An Interactive Visualization Platform for Interpreting Topic Models

Carson Sievert (joint work with Kenny Shirley)
9-26-2013

The ugly truth

Overview

  1. What is a topic model?
  2. Fitting topic models via Latent Dirichlet Allocation (LDA).
  3. Fitting an LDA model with the R package LDAviz.
  4. Interpreting model output.
    • Topic specific keywords.
    • 'Global' keywords.
  5. Measuring similarity between topics.
  6. Visualizing model output.

Latent Dirichlet Allocation (LDA)

Given \( T \) topics, the probability of the \( i^{th} \) word \( i \in \{1, \dots, V\} \) in a given document:

\( p(w_i) = \sum_{j=1}^T p(w_i, z_j) = \sum_{j=1}^T p(w_i|z_j)p(z_j) \)

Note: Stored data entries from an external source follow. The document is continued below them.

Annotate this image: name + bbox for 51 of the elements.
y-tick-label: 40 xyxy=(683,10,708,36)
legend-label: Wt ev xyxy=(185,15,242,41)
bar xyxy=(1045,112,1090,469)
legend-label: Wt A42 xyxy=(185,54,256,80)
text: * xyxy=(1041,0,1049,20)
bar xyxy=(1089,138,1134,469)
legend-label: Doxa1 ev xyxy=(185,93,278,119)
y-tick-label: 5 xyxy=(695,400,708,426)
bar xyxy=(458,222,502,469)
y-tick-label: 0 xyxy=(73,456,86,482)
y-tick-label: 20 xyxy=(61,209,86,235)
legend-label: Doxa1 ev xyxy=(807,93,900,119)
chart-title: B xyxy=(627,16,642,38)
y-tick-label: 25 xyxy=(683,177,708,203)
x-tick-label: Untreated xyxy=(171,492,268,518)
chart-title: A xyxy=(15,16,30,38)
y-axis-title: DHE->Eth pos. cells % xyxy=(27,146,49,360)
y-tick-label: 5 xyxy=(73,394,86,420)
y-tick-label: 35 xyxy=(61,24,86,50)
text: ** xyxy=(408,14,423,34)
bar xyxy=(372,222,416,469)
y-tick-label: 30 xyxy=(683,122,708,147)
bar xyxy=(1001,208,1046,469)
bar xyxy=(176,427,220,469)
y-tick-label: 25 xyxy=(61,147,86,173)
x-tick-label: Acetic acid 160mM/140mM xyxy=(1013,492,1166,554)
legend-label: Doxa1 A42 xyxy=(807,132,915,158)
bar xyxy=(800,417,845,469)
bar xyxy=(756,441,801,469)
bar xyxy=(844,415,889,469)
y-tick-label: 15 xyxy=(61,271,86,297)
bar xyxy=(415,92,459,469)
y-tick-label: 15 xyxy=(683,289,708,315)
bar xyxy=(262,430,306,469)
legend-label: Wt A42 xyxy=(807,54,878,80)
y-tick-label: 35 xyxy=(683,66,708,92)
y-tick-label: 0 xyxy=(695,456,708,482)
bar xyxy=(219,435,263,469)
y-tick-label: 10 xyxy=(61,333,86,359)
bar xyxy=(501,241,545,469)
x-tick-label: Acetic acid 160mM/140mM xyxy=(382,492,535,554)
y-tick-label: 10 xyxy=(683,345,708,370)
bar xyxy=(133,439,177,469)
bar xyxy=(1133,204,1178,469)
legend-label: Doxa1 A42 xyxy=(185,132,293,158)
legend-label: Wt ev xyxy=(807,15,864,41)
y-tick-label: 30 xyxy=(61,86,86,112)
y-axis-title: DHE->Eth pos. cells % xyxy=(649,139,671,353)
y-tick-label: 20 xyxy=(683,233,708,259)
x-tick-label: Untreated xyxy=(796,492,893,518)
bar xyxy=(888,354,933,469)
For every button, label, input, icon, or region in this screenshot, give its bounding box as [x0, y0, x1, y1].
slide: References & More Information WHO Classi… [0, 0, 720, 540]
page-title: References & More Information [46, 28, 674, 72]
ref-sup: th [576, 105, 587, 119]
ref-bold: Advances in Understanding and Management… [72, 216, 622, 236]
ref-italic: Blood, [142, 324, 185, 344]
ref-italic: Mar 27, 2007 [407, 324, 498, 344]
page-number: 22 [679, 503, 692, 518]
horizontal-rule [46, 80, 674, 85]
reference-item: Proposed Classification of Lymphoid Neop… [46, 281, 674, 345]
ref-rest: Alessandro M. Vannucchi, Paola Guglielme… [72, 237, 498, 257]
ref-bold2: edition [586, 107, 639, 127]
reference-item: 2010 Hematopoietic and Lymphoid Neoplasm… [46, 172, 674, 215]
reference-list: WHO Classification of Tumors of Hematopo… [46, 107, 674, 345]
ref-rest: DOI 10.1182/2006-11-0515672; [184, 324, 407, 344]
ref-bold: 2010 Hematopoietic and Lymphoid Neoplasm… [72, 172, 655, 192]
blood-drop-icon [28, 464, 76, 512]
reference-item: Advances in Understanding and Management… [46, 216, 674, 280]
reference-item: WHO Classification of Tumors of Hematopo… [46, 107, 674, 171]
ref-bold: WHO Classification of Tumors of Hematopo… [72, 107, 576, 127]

  • Let \( \phi_{i, j} = p(w_i|z_j) \) be the distribution of words for a given topic. Let the resulting \( V \) by \( T \) matrix be \( \Phi \).
  • Let \( \theta_{d, j} = p(z_j) \) be the distribution of topics (for a given document \( d \in \{1, \dots, D\} \)).
  • Let the resulting \( T \) by \( D \) matrix be \( \Theta \).
  • Assign (you guessed it) Dirichlet priors to both \( \Phi \) and \( \Theta \).
  • Sample a topic for each word (at every iteration) of a collapsed Gibbs sampler.

AP Case Study

  • A popular dataset in the LDA literature is a set of Associated Press articles. Here is an example of one article (or document).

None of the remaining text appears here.